Tema dalam Bincang Asik itu adalah Ketahanan dan Kedaulatan Pangan Indonesia.

Pembicara lain  yang hadir pada malam hari itu adalah para peneliti, akademisi dan aktivis di bidang pangan yaitu Purwanto, Dian Widya Ningtyas,  dan Wenny Bekti Sunarharum yang semuanya sedang menempuh pendidikan doktoral di Universitas Queensland.

Dalam keterangan yang diperoleh ABC Australia Plus Indonesia, John Fajar selaku Presiden UQISA mengatakan bahwa bincang Asik ini diadakan rutin setiap bulannya oleh divisi akademik dengan bahasan tema-tema aktual kekinian sehingga tidak hanya menarik kalangan mahasiswa saja tetapi juga professional maupun masyarakat Indonesia di Brisbane.

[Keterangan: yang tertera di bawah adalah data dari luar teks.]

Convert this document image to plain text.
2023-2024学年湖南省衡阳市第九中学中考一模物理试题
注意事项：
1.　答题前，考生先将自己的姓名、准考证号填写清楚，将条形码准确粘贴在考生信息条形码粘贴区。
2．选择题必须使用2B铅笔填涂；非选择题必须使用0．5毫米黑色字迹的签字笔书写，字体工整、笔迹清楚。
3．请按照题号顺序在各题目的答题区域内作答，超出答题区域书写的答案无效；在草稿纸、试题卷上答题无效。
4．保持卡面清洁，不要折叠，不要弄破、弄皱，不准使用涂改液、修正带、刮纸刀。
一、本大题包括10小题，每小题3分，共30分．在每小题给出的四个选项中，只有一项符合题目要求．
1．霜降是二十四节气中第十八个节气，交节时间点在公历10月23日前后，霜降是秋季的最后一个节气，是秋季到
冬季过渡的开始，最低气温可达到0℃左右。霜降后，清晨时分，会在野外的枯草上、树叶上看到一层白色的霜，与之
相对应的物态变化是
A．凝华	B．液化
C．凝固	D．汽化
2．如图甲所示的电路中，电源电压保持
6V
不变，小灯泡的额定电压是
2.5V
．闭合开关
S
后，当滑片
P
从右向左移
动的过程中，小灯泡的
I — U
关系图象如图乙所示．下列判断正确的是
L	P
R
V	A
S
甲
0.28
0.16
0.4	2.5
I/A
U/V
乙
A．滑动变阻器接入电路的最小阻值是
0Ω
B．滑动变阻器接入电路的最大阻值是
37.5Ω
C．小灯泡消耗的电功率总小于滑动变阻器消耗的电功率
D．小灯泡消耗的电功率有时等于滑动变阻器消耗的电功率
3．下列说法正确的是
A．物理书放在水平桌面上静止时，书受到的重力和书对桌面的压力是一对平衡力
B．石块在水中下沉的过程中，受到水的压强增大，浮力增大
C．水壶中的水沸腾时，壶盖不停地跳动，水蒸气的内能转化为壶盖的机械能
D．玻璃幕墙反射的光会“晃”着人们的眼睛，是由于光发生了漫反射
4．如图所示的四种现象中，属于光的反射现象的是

Temi Miranda dari LIPI memaparkan mengenai generasi muda petani Indonesia. (UQISA).
Temi Miranda dari LIPI memaparkan mengenai generasi muda petani Indonesia. (UQISA).

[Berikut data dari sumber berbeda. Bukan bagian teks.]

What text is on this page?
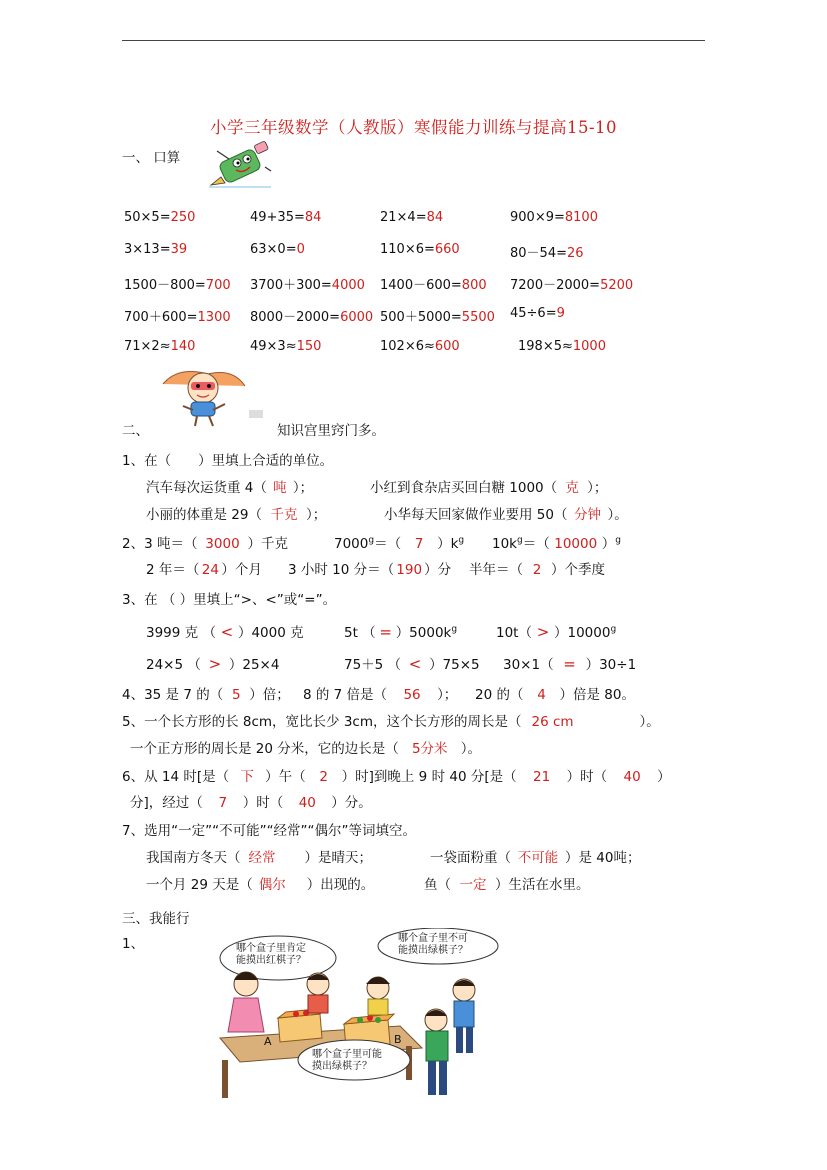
小学三年级数学（人教版）寒假能力训练与提高15-10
一、 口算
50×5=250	49+35=84	21×4=84	900×9=8100
3×13=39	63×0=0	110×6=660	80－54=26
1500－800=700 3700＋300=4000 1400－600=800 7200－2000=5200
700＋600=1300 8000－2000=6000 500＋5000=5500 45÷6=9
71×2≈140	49×3≈150	102×6≈600	198×5≈1000
二、	知识宫里窍门多。
1、在（　　）里填上合适的单位。
汽车每次运货重 4（ 吨 ）；	小红到食杂店买回白糖 1000（ 克 ）；
小丽的体重是 29（ 千克 ）；	小华每天回家做作业要用 50（ 分钟 ）。
2、3 吨＝（ 3000 ）千克	$7000^g=$（ 7 ）$k^g$ $10k^g=$（ 10000 ）$^g$
2 年＝（ 24 ）个月 3 小时 10 分＝（ 190 ）分 半年＝（ 2 ）个季度
3、在 （ ）里填上“>、<”或“=”。
3999 克 （ < ）4000 克	5t （ = ）$5000k^g$	$10t( > )10000^g$
24×5 （ > ）25×4	75＋5 （ < ）75×5 30×1（ = ）30÷1
4、35 是 7 的（ 5 ）倍； 8 的 7 倍是（ 56 ）； 20 的（ 4 ）倍是 80。
5、一个长方形的长 8cm，宽比长少 3cm，这个长方形的周长是（ 26 cm	）。
一个正方形的周长是 20 分米，它的边长是（ 5分米 ）。
6、从 14 时[是（ 下 ）午（ 2 ）时]到晚上 9 时 40 分[是（ 21 ）时（ 40 ）
分]，经过（ 7 ）时（ 40 ）分。
7、选用“一定”“不可能”“经常”“偶尔”等词填空。
我国南方冬天（ 经常 ）是晴天；	一袋面粉重（ 不可能 ）是 40吨；
一个月 29 天是（ 偶尔 ）出现的。	鱼（ 一定 ）生活在水里。
三、我能行
1、	哪个盒子里肯定
能摸出红棋子？
哪个盒子里不可
能摸出绿棋子？
哪个盒子里可能
摸出绿棋子？
A	B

Dalam paparannya, Temi Miranda mengatakan bahwa generasi pemuda yang mau menjadi petani sudah turun dengan signifikan karena petani tidak lagi menjadi  cita cita sebagian besar anak anak Indonesia.

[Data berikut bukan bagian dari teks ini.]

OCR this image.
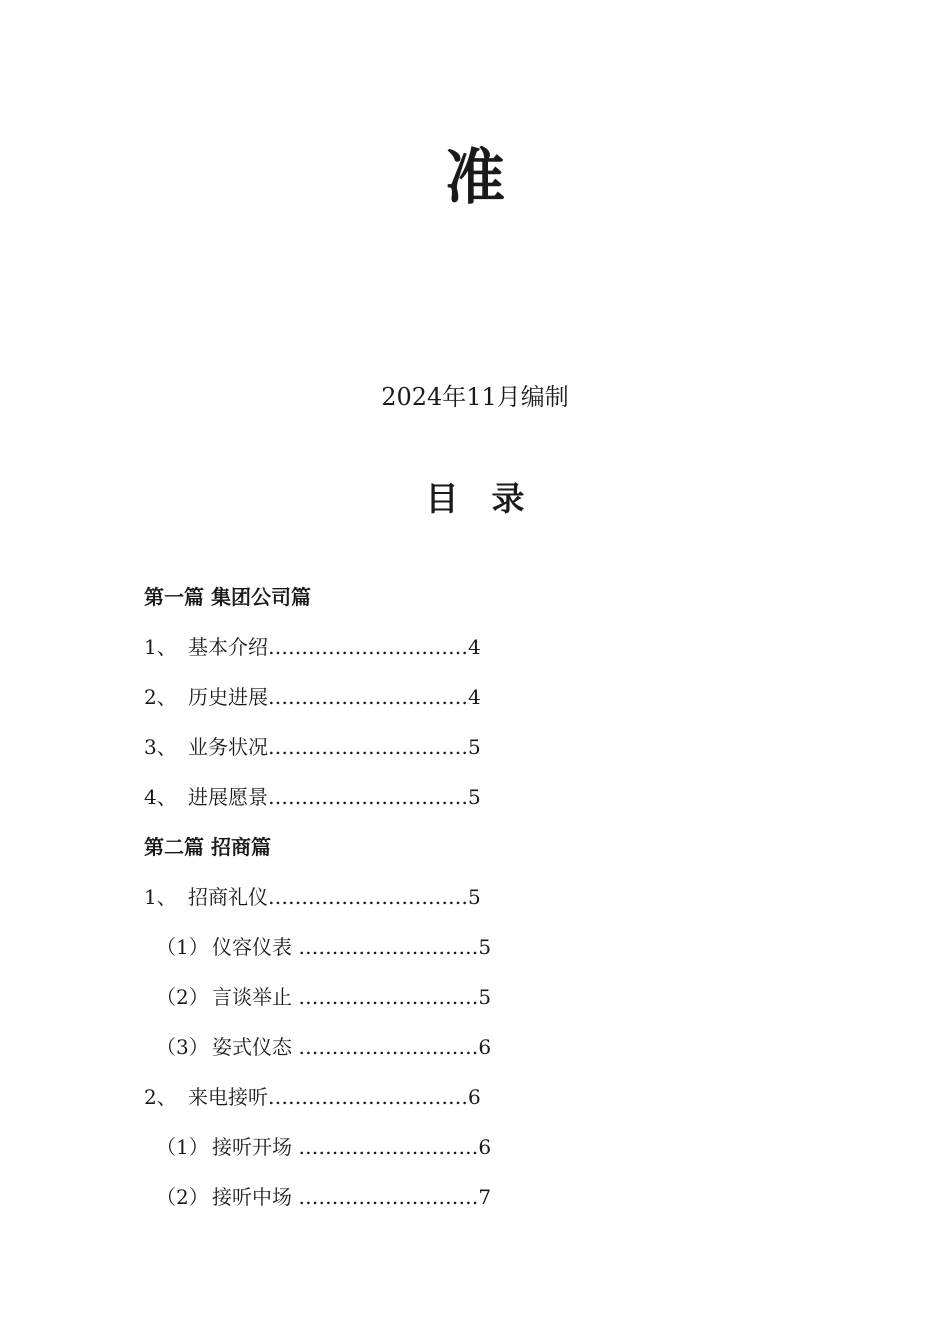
准
2024年11月编制
目　录
第一篇 集团公司篇
1、 基本介绍…………………………4
2、 历史进展…………………………4
3、 业务状况…………………………5
4、 进展愿景…………………………5
第二篇 招商篇
1、 招商礼仪…………………………5
（1） 仪容仪表 ………………………5
（2） 言谈举止 ………………………5
（3） 姿式仪态 ………………………6
2、 来电接听…………………………6
（1） 接听开场 ………………………6
（2） 接听中场 ………………………7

Dan ditambahkannya, banyak lahan-lahan pertanian  yang sekarang telah dikuasai oleh investor-investor asing karena mereka melirik pasar yang besar untuk pangan Indonesia.

"Pada zaman mendatang, yang kita takutkan adalah sawah yang dipunyai sudah bukan punya petani sendiri, serta petani yang mengerjakan sawah bukan petani yang mengerti tentang ilmu bertani." kata Miranda yang sedang berada di Brisbane untuk terlibat dalam kerjasama penelitian.

Menurutnya seharusnya sejak dari sekarang sudah ditanamkan kepada anak-anak bahwa menjadi petani tidak berarti miskin, malah nantinya akan menjadi tulang punggung dari negara karena menghasilkan pangan.

Sementara itu, Purwanto yang juga merupakan peneliti ekonomi pangan juga dari LIPI menyampaikan berbagai permasalahan pangan dan penyebabnya. Diantaranya adalah kebijakan pemerintah, para spekulan dan juga ketidakakuratan data pangan.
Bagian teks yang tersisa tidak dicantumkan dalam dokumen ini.